Kotaimen / awscfncli

Friendly AWS CloudFormation CLI
MIT License
58 stars 12 forks source link

Executing changeset fails due to throttling #68

Open mkielar opened 5 years ago

mkielar commented 5 years ago

This is an effect of #59. I have around 20 stacks that are currently ran within parallel Jenkins Pipieline. They have no cross-dependencies, so it's way faster to run them concurrently. This means they all start more or less at the same time, and they start failing because of the Throttling issue on Cloudformation API.

The example log:

Uploading to <edited-s3-key>/8eace00f35e63622adf76d987e6389a6.template  5527 / 5527.0  (100.00%)
Uploading <edited-s3-key>/24060b87943ee095687aa3fa75a6c1c2.template  4704 / 4704.0  (100.00%)Successfully packaged artifacts and uploaded to s3://dev-spdra-cf-templates.
ChangeSet Name: <edited-changeset-name>
ChangeSet Type: UPDATE
ChangeSet ARN: arn:aws:cloudformation:eu-west-2:<edited-account-id>:changeSet/<edited-changeset-name>
ChangeSet create complete.
An error occurred (Throttling) when calling the DescribeChangeSet operation (reached max retries: 4): Rate exceeded
Aborted!

It seems cfn-cli handles throttling issues when DescribeStackEvents is called for logging, but that's it. To be even worse, this exception is thrown by botocore after it already attempted max_retries times, with an expotential delay handler (i think) and all of them failed.

There seems to be no proper way out of this, but I'd like you to consider three options:

  1. Allow for parameterization of the max_retries value (example)
  2. Allow disabling DescribeStackEvents calls, while still waiting for the stack to finish (although not sure if that would actually reduce the number of CF API Requests)
  3. Use SNS/SQS for tailing events, instead of the DescribeStackEvents. This is a larger topic, but: 3.1. cfn-cli could either use SQS address provided by parameter (assuming users set up everything themselves), or 3.2. better, cfn-cli could actually provision SNS/SQS for itself and then use it (assuming it's run with a profile that allows for this).

What do you think?

Kotaimen commented 5 years ago

Hi @mkielar,

There are backoff in tail_stack_events so cfn-cli won't be throttled when it's working on a reasonably sized "nested stack". Are you deploying 20 stacks in a single account? AWS has a lot of throttling applied here and there at account level. Even call to DescribeStackEvents is disabled you are very likely to hit another transparent wall somewhere else (eg: running out of instance type limits, or throttled when creating too many DynamoDB tables to fast).

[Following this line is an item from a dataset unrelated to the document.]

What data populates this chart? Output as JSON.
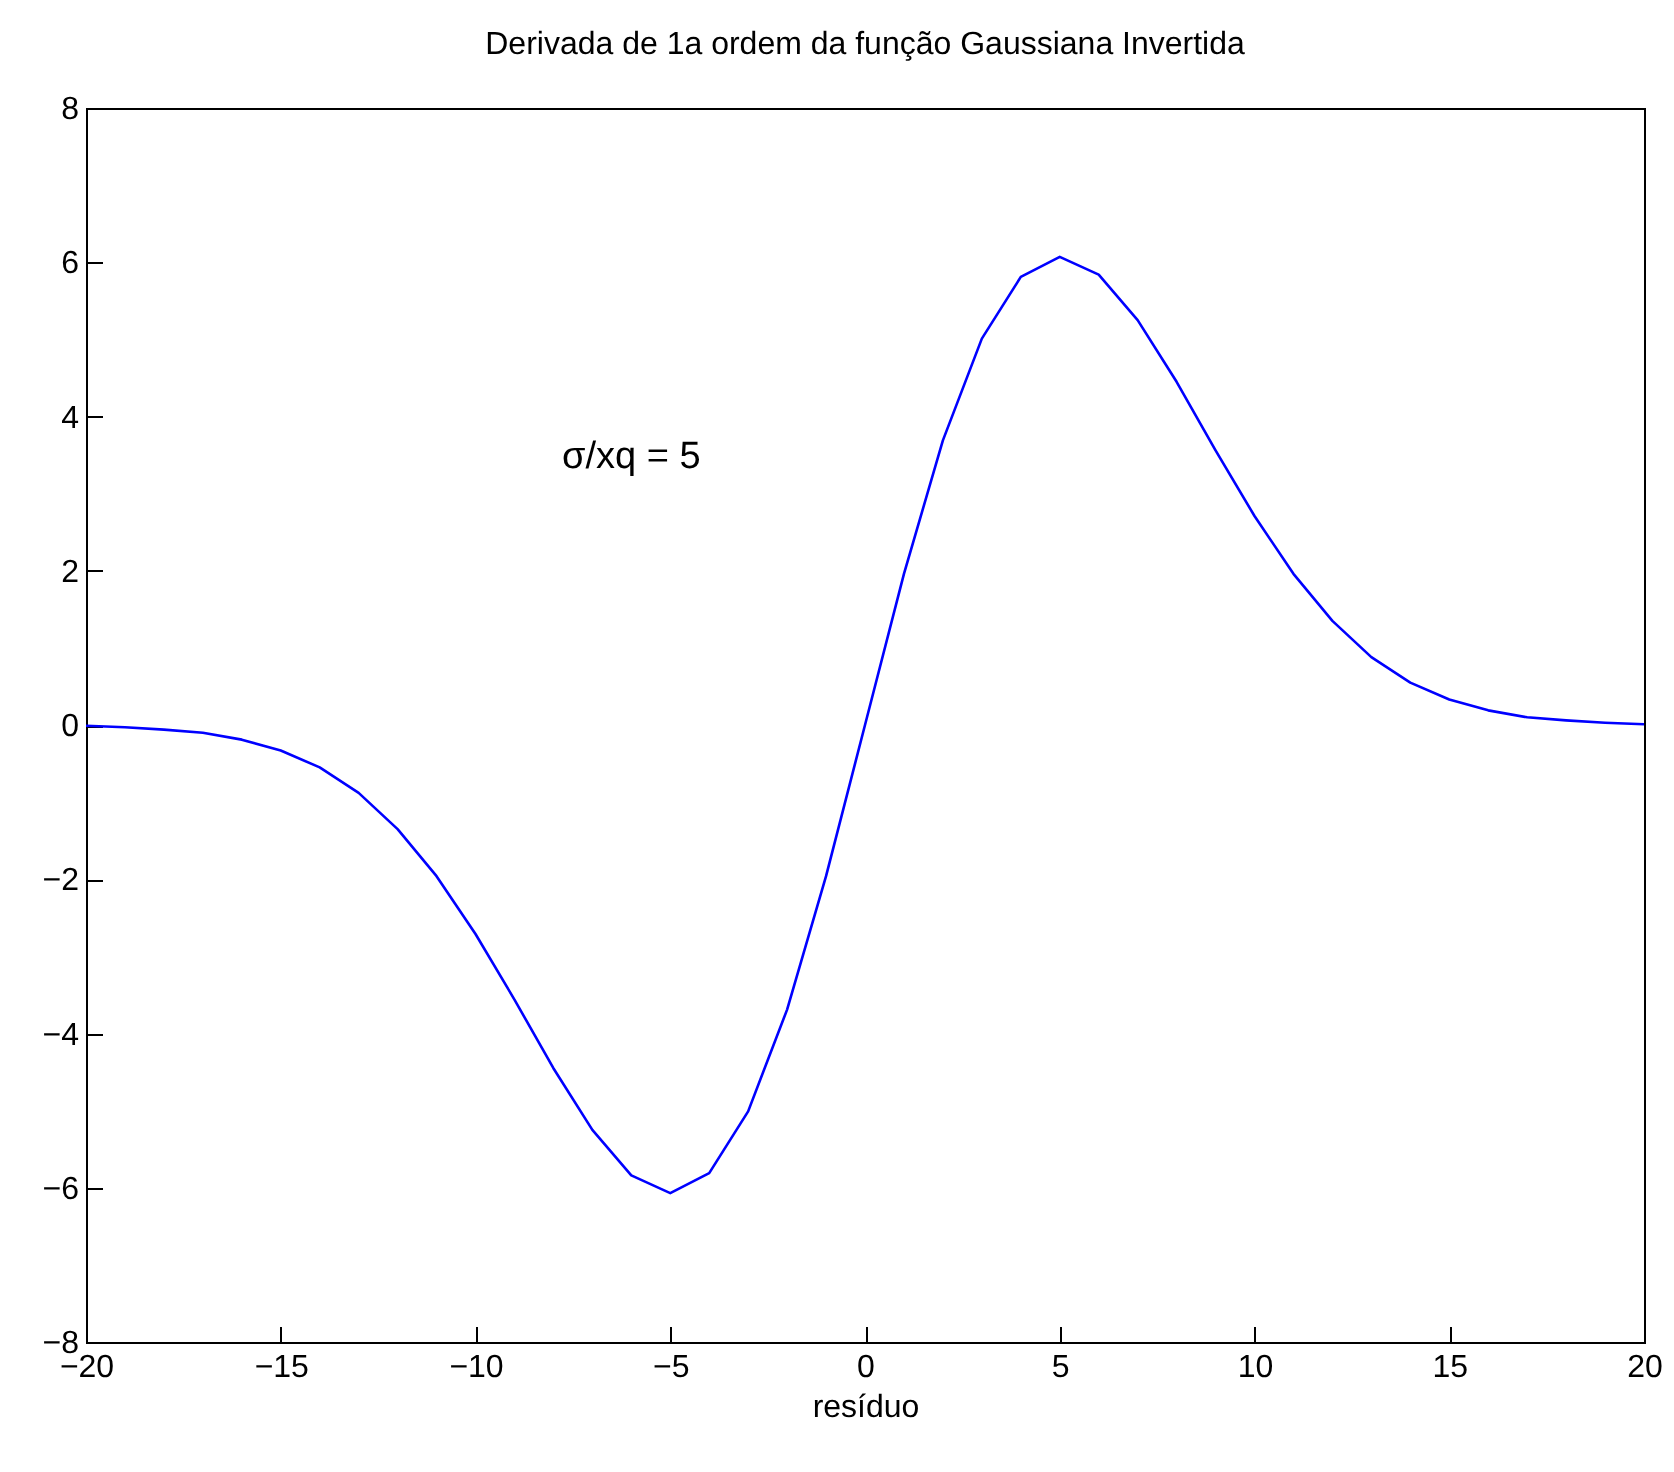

Still, I think 2 is a reasonable workaround as disable the stack events will greatly reduce call to Cloudformation APIs. But it may not work as expected as the "wait until stack deployment complete" features internally uses Waiter and it polls CloudFormation API:

 def wait(self, **kwargs):
        ........
        while True:
            response = self._operation_method(**kwargs)
            num_attempts += 1
            .........

I would like to know what kind of resources you are creating in the template? (eg: DDB table, EC2 instance...etc)

mkielar commented 5 years ago

Hi,

what I deploy is more or less:

This is one main stack that consists of 7 to 10 nested stacks depending on configuration (some nested stacks are only deployed on specific Conditions). This, times 20. As of now, the only throttling we observe is caused by Cloudformation API. Once started, all the stacks deploy properly.

The 20 is increasing as the nature of the platform I'm building is to allow standardized deployment of tools that serve different business logic, but have the same, standard APIs. Which means we're going to go from 20 to much more within some time.

What I'd appreciate though is pt.1 with either pt.2 or pt.3, as the first one actually gives me control on the number of retries, and the other two minimize the risk of throttling.

Alternatively, I could use Jenkins retry step, if I could identify that the cfn-init failed due to throttling when trying to executing the stack, or failed due to CF stack failing. That should be possible if I could differentiate cfn-cli exit codes on those occations. Do you have any docs on exit codes of cfn-cli?